An interesting development here is that most LLM providers started to add the option for users to enable or disable thinking. An interesting development is that most LLM providers now allow users to enable or disable these “thinking” features. The mechanism is not publicly shared, but it’s likely the same model with dialed-back inference-time compute scaling.

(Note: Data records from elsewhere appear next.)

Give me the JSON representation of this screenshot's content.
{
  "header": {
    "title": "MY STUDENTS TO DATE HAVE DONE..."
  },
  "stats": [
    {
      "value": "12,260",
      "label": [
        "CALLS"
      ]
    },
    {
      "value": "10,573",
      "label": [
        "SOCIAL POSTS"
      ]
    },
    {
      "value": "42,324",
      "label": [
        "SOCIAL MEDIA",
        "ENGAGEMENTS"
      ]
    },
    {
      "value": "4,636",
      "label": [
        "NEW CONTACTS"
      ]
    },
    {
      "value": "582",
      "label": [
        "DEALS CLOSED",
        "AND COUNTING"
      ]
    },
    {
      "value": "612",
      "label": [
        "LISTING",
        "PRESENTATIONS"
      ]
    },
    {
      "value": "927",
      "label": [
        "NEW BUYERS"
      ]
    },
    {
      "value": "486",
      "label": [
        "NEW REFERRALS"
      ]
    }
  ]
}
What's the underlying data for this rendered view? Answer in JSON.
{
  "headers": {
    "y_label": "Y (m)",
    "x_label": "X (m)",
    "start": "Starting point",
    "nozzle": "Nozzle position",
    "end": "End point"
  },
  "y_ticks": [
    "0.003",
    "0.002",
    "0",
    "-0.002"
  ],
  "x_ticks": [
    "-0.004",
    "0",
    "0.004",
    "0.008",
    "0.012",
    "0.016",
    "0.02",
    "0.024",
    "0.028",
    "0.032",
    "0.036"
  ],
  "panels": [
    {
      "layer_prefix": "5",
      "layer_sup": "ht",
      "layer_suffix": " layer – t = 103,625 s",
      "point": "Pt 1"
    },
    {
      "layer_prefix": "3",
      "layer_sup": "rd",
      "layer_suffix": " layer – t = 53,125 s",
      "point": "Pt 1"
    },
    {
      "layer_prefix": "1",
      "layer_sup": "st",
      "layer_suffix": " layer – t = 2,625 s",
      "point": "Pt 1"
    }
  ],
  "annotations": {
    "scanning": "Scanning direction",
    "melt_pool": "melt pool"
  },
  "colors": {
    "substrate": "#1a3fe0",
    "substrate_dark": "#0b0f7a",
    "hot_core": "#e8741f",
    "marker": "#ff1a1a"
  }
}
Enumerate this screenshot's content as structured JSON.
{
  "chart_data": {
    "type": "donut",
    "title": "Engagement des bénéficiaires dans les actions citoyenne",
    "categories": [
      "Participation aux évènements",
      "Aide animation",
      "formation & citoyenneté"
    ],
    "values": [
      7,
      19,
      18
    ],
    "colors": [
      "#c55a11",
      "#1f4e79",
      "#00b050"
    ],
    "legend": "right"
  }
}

For instance, Claude 3.7 Sonnet and Grok 3 now have a “thinking” that users can enable for their model, whereas OpenAI requires users to switch between models. For example, GPT4o/4.5 and o1/o3-mini if they want to use explicit reasoning models. However, the OpenAI CEO mentioned that GPT4.5 will likely be their last model, which doesn’t explicitly have a reasoning or “thinking” mode. On the open-source side, even IBM added an explicit “thinking” toggle to their Granite models.

Overall, the trend of adding reasoning capabilities whether via inference-time or train-time compute scaling is a major step forward for LLMs in 2025.

In time, I expect that reasoning will no longer be treated as an optional or special feature but will instead become the standard, much as instruction-finetuned or RLHF-tuned models are now the norm over raw pretrained models.

As mentioned earlier, this article solely focused on inference-time compute length due to its already long lengths, thanks to the very active reasoning research activity. In a future article, I plan to cover all the interesting train-time compute scaling for reasoning.